As we realize the enslaved people looked forward to the time they had to themselves, it is important to note that work slows and breaking tools were not simply signs of resisting labor demands and hard work, as blacks worked hard. These signs of resistance were also ways to conserve energy to spend it with the people they loved, the people they desired to be around, doing the things they enjoyed, and labor for the direct benefit of the people they loved. 

Night was also therapeutic and meditative. The night reminded them that there was a life beyond laboring for someone else. It gave them rest and restoration. African Americans were a "Night People." At night, their territory expanded, their mobility increased, they moved about in ways slaveholders could only imagine, and that too, terrified whites who feared insurrection would come like a thief in the night. Yet, notwithstanding this fear, "no one ever seemed to find an adequate answer to the problem of restraining the movement of slaves." 

Not to over idealize the night, it cannot be overlooked that enslaved people would have been tired and drained after every day of labor, particularly during harvest season.
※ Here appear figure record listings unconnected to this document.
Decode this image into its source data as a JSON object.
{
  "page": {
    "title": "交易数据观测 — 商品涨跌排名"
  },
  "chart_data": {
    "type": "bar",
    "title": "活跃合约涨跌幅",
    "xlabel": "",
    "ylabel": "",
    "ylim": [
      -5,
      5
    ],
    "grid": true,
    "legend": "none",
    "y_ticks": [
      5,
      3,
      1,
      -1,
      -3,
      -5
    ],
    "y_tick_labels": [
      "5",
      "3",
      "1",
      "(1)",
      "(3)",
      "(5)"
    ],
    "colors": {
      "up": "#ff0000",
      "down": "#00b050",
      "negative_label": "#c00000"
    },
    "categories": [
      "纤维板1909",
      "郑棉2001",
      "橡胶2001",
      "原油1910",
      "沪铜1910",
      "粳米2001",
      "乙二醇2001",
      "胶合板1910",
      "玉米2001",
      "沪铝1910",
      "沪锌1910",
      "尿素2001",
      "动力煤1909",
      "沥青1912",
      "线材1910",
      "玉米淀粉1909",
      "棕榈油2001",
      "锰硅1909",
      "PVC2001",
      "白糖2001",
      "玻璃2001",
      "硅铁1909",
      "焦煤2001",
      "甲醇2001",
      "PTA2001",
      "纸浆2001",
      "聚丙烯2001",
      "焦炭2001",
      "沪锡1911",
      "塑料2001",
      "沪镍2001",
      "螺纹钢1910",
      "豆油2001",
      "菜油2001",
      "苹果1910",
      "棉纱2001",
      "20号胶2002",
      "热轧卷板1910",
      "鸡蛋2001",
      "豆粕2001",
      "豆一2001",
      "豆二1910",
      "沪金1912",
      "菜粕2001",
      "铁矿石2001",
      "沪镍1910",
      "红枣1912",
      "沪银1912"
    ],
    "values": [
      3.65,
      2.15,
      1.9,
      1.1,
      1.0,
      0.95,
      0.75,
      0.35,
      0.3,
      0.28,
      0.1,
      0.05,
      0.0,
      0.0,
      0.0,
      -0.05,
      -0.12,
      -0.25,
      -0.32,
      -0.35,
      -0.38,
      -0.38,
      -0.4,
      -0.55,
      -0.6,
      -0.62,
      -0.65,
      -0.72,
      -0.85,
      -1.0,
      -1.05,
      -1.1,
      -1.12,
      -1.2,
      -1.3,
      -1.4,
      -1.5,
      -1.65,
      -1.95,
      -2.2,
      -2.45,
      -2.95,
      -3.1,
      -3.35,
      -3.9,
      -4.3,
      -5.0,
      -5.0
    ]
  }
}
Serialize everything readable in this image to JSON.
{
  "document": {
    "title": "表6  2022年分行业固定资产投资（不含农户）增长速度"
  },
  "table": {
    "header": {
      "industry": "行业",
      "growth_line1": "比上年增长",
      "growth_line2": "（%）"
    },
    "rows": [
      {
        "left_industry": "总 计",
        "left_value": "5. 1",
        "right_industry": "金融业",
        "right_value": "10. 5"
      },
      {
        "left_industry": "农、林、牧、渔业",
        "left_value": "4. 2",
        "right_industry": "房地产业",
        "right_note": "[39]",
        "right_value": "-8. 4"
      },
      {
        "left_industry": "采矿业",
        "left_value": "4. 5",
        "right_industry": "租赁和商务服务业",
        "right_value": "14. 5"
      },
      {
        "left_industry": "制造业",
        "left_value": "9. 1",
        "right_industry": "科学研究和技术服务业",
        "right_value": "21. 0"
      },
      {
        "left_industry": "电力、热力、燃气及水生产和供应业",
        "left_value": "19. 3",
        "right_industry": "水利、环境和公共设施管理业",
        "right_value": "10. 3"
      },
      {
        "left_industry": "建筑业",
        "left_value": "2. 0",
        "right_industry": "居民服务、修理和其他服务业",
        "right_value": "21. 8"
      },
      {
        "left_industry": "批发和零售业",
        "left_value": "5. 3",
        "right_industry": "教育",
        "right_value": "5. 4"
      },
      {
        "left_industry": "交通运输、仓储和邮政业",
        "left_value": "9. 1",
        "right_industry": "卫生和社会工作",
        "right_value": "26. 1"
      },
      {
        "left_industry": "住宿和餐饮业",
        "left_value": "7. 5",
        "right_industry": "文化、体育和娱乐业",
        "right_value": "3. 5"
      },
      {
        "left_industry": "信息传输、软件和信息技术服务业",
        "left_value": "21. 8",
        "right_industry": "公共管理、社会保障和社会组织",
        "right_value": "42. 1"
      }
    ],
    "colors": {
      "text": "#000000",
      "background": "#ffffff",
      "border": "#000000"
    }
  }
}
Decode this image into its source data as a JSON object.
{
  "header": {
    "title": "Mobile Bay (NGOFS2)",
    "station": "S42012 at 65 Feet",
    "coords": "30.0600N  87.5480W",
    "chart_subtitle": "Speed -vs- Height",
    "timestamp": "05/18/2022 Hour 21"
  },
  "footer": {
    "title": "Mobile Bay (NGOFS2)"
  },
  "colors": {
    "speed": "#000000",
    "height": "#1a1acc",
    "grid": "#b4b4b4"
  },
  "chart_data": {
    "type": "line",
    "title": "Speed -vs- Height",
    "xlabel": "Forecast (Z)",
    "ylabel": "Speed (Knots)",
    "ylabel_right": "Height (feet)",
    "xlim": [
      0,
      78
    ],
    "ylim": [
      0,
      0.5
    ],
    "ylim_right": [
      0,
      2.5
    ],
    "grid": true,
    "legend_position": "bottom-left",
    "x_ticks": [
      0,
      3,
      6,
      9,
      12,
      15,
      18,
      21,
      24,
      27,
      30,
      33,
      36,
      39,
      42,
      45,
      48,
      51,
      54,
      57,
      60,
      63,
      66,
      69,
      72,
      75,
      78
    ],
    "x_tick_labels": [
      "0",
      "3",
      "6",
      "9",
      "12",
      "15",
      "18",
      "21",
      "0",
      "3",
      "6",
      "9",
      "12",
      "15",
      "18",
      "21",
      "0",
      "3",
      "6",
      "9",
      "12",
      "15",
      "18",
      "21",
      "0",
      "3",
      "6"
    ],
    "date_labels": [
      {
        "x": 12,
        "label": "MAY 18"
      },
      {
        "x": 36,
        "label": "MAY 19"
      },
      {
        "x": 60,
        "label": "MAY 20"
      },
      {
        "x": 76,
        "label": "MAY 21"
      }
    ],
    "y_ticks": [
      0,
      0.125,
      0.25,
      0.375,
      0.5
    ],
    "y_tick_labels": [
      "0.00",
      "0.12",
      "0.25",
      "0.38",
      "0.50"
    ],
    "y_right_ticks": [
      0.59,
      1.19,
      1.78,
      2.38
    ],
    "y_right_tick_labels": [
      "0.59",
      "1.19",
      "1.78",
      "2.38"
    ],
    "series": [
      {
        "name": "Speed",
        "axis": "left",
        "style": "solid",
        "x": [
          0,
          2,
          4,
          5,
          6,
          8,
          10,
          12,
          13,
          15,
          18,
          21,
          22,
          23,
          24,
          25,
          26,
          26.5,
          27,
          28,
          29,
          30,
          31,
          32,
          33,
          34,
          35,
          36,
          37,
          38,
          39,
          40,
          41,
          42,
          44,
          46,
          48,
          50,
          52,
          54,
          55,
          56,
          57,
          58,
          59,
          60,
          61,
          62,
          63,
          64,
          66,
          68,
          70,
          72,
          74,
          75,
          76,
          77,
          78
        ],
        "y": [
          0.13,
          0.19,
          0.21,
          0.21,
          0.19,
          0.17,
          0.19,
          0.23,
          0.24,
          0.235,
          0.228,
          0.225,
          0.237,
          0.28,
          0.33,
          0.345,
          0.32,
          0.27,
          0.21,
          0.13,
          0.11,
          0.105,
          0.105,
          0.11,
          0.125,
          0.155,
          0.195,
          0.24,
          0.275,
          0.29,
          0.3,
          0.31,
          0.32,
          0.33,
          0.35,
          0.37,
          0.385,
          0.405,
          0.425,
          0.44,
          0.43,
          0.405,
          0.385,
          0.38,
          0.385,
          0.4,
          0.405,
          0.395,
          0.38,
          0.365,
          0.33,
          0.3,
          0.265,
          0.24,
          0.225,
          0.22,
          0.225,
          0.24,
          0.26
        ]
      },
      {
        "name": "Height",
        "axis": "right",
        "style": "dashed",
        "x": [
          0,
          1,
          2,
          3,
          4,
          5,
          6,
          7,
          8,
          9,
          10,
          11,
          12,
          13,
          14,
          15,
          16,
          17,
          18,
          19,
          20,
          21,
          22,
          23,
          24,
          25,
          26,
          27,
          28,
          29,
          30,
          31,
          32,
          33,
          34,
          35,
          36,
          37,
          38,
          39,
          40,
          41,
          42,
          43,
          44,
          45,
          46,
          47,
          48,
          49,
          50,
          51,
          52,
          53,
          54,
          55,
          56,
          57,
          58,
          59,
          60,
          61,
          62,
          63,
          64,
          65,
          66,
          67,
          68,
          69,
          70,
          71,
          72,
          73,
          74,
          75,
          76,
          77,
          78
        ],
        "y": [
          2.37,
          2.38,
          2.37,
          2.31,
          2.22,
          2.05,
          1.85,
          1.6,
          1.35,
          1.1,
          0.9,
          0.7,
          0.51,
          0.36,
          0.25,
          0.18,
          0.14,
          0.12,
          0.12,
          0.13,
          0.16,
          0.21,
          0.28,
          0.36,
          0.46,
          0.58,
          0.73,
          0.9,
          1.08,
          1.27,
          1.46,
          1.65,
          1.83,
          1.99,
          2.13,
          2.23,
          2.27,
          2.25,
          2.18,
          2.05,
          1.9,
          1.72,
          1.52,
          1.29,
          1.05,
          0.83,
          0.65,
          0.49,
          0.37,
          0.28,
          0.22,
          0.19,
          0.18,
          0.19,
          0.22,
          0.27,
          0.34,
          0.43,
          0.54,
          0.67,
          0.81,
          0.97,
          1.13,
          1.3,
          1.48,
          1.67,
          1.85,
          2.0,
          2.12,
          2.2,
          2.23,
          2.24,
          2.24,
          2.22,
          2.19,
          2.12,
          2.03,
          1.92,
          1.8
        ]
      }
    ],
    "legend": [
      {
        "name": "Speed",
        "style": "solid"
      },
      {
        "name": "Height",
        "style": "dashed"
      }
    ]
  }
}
It was common for parents to stay up like James Curry's mother to patch clothes and only get a few hours of sleep. "Parents would often have to work for their children at home, after each day's protracted toil, till the middle of the night, and then snatch a few hours' sleep, to get strength for the heavy burdens of the next day." But it needs to be said that enslaved people lived beyond the light of the sun and spent a lot of time under the light of the moon. 

Culture 

Slave culture was not prefect. Some enslaved people could not use the mental and physical aids to help their mind. Lerone Bennet Jr remarked, as a result some enslaved persons fell to the attack of slavery on their mind and bodies. And, for many others, they pined-away [waste away in sadness and depression and longing for someone or something]"Seeing no way out and facing the certainty of death without martyrdom or monuments, masked their feelings and went through the motions of obeisance [deferential respect]."